Bazı hallerimiz…

Son zamanlarda sokaklarda bağıran, sanki kavga ediyorlarmış gibi vatandaşların dikkatlerini çeken insanlar çoğaldı.
Sesleri duyduğunuzda ilk algınız, bir kavga mı var şeklinde oluyor.
İster istemez ne oluyor diye meraklanıp baktığınızda cep telefonu ile kavga edermiş gibi konuşan bir kişiye rastlıyorsunuz.
Sinir katsayılarımız mı yükseldi, konuşma üsluplarımız mı değişti bilmiyorum, fakat sokaklarda günün her saati böylesi vakalara rastlama artık olağan hale geldi.
Bırakın sokakları bir çok insanın bulunduğu kapalı mekânlarda, hatta toplu taşıma araçlarında bile böylesi olaylar çok sık rastlanılır oldu.
İnsanlar artık ben merkezli bir dünya kültürü ile davranışlarına yön veriyor.
Senin orda bulunmanın onun için hiçbir önemi yok, o sadece kendi dünyasının tepkileri ile davranışlarını sürdürüyor.

764
Böylesi bir vurdumduymazlığın gelişmesi, başkalarına saygının gün geçtikçe zayıflaması gelecekteki insan ilişkileri açısından hiç de iç açıcı işaretler vermiyor.
Birde toplumun anti demokratik yapısı, özgürlükler ve haklar konusundaki sorunlar, toplumsal hayatın temel uygulamaları olunca ortaya bir şiddet sarmalı çıkıyor.
Daha dün “Adalet yürüyüşçüleri” olarak Antalya’dan yola çıkıp İstanbul’a gelen 5 kişiye akıl almaz bir saldırı gerçekleştirildi.
Bir anayasal hak olan protesto haklarını kullanan bu insanlar, yerde otururken hiçbir tepki göstermedikleri halde üzerlerine anlamsız bir şeklide vicdansızca gaz sıkıldı.
Bu olayı medya aracılığıyla bütün Türkiye izledi.
Şiddetin bu şekilde meşrulaştırıldığı koşullarda,  insanlar da doğal olarak bundan etkileniyor.
Bağırarak konuşan, telefonla kavga eden, en küçük bir sorun karşısında şiddete başvuran insanlar işte böylesi bir sistemin sonucu.
 
Bunu da mı görecektik.
İhbarcılığın geliştirilmesi için yapılan yasal düzenlemelerden, komşunuzu şikayet edin telkinlerine kadar sürdürülen propagandaların sonucunda Alo Gıda hattına yapılan bir şikayet var ki; böylede olmaz dedirtecek cinsten.

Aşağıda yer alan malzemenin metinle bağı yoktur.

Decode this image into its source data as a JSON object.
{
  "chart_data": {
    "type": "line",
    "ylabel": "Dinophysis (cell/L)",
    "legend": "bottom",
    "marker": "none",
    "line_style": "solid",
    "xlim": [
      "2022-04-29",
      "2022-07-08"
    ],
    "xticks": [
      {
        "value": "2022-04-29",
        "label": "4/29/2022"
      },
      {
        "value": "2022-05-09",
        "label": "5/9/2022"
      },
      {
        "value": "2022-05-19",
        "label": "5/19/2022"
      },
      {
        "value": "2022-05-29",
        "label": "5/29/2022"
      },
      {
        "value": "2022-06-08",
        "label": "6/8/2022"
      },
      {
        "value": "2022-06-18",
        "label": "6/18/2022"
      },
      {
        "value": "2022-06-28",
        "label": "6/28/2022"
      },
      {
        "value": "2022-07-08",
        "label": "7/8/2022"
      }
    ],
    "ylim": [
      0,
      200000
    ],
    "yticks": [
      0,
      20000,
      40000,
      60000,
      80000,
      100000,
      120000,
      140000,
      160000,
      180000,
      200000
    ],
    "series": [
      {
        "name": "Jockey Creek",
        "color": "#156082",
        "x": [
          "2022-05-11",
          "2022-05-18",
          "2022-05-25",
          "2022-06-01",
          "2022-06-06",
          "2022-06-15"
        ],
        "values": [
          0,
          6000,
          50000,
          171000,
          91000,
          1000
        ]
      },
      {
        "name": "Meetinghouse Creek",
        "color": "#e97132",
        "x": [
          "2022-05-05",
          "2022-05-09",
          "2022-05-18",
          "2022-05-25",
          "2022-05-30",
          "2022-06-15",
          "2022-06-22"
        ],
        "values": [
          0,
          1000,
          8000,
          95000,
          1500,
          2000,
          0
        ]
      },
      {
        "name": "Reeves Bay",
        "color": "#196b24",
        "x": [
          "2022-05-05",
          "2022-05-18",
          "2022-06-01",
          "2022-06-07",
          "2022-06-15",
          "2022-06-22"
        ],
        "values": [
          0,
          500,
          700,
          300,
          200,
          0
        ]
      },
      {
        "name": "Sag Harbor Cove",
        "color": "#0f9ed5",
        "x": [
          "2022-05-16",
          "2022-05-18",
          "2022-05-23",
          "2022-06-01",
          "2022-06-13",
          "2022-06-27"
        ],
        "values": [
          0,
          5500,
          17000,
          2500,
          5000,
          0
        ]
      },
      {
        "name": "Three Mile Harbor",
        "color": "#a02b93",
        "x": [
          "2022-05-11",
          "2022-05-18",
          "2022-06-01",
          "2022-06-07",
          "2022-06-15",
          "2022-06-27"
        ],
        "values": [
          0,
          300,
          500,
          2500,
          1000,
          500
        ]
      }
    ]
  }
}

Bayramda kentin en iyi restaurantlarından birinde bir müşteri sipariş verdiği bir ürünün garsonun yanlışlıkla yan masaya götürüp, masasının ‘bizim siparişimiz değil’ uyarısı ile sipariş sahibine ulaştırmasını gıda güvenliği için sakıncalı bulan vatandaş üşenmemiş, Alo 174’ü arayarak  “gıda hijyeni yok edildi” gerekçesiyle şikâyette bulunmuş.
Hadi vatandaş işgüzarlık yapmış üşenmemiş şikayette bulunmuş, peki ilgili kurumun bu konuda işlem başlatmasına ne demeli?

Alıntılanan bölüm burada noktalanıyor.